If, then, "the modern Jew is the product of the Talmud," it is here that we must see the principal obstacle to Jewish progress. It is said that Isaac Disraeli, the father of Lord Beaconsfield, gave as his reason for withdrawing from the Synagogue that Rabbinical Judaism with its unyielding laws and fettering customs "cuts off the Jews from the great family of mankind."[827] Such a system is indeed absolutely incompatible not only with Christian teaching but with the secular ideas of Western civilization. The attitude it adopts towards women would be in itself sufficient to justify this assertion. The Jewish daily prayer, "Blessed be Thou, O Lord our God, King of the universe, that Thou has not made me a woman!"[828] is a ludicrous anachronism in the present age. According to the Talmud a service can take place in the Synagogue only if ten persons are present, which number ensures the presence of God in the assembly. Drach explains however that these persons must all be men. "If then there were nine men and a million women there could be no assembly, for the reason that women are nothing. But there arrives [on the scene] only one small boy of thirteen years and a day, at once there can be a holy assembly and, according to our Doctors, it is permitted to God to be present[829]."

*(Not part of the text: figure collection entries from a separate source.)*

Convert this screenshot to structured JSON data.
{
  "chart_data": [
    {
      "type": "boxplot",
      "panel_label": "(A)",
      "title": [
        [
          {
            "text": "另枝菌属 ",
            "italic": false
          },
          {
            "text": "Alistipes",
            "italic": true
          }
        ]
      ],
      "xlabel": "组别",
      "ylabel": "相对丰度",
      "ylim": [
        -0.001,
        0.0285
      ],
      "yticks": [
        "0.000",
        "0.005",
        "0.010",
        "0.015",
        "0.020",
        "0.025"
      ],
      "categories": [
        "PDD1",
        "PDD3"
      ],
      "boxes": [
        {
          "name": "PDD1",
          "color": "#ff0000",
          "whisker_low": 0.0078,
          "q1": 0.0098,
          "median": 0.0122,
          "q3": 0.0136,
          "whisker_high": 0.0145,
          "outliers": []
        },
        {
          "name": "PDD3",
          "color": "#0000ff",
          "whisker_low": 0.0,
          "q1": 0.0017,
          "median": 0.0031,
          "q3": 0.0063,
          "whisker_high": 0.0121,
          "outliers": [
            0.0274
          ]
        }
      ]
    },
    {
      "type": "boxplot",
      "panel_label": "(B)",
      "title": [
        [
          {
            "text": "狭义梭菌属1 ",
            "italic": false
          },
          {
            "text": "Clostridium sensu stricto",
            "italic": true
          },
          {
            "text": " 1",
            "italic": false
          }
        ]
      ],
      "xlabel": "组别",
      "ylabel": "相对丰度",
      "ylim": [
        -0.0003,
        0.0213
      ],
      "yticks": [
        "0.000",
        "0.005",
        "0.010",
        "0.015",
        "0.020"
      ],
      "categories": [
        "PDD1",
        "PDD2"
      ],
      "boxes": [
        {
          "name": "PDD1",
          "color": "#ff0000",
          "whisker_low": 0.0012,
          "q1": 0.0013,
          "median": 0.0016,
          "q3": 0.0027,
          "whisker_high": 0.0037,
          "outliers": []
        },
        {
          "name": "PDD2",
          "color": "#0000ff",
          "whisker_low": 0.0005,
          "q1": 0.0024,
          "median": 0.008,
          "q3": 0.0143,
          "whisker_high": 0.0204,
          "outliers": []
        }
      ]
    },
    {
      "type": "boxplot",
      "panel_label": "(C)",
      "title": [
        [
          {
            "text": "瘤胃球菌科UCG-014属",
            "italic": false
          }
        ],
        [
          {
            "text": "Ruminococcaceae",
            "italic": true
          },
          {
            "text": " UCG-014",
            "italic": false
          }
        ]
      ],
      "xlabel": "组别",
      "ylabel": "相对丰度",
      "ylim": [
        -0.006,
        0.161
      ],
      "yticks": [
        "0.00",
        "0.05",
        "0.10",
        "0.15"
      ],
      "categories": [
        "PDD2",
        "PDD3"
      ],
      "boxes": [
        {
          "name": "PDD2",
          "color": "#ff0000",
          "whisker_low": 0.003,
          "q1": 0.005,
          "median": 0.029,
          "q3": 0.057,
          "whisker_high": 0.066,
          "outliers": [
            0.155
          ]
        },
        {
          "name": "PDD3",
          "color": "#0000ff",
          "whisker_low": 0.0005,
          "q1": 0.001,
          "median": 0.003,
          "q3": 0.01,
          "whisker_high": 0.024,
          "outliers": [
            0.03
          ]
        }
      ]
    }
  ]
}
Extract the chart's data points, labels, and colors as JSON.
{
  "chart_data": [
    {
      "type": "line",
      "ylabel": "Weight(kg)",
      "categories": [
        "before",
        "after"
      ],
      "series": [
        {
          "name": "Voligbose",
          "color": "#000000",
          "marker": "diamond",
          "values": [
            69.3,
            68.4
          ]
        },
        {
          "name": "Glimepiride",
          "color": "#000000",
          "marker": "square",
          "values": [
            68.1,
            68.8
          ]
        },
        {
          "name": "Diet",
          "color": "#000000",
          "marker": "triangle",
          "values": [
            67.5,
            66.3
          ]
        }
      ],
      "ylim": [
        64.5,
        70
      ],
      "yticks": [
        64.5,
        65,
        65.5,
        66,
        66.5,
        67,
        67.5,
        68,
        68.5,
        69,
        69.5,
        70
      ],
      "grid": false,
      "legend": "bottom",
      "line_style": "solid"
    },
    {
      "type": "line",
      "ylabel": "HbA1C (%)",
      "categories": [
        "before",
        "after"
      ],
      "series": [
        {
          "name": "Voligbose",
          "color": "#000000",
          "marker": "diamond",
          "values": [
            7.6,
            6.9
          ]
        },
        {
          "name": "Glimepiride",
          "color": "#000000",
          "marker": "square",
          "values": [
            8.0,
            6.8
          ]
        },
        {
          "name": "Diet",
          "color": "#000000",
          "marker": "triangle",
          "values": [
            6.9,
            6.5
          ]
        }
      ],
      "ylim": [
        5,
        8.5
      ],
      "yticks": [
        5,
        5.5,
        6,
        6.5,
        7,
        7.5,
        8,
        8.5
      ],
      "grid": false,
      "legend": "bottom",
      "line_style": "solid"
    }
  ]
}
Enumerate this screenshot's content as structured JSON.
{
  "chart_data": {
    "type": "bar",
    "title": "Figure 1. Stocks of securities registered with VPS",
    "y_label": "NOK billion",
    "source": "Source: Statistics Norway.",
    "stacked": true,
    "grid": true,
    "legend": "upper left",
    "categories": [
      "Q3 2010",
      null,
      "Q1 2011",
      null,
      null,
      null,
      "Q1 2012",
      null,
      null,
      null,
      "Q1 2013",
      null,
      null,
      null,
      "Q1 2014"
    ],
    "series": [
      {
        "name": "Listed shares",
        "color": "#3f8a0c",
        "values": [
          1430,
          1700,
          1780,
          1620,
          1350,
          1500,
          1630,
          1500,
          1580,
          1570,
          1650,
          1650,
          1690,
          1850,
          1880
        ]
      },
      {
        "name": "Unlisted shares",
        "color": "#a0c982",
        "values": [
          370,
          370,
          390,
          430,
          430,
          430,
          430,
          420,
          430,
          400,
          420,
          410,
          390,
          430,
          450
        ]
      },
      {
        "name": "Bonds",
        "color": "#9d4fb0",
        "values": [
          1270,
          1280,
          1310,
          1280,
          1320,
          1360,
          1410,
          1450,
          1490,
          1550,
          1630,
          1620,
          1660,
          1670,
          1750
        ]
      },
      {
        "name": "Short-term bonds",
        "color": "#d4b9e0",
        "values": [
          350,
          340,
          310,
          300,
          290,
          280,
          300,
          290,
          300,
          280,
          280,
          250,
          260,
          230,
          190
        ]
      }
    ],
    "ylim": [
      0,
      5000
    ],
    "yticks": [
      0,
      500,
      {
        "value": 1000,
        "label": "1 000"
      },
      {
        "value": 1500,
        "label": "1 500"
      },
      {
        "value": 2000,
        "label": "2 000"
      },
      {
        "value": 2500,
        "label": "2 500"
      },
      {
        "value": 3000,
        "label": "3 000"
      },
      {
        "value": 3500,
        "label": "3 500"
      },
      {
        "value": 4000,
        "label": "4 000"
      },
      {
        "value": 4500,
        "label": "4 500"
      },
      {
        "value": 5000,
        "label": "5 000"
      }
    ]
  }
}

When therefore we say that we must respect the Jewish religion we cannot, if we know anything about it, mean that we respect that portion of it which is founded on the Rabbinical traditions of the Talmud and the Cabala, but only that ethical law set forth in the Old Testament, to which right-living Jews have faithfully adhered and which is largely in accord with Christian teaching.

Let us not forget that Rabbinical Judaism is the declared and implacable enemy of Christianity. Hatred of Christianity and of the person of Christ is not a matter of remote history, nor can it be regarded as the result of persecution; it forms an integral part of Rabbinical tradition which originated before any persecution of the Jews by Christians had taken place, and has continued in our country long after all such persecution has ended.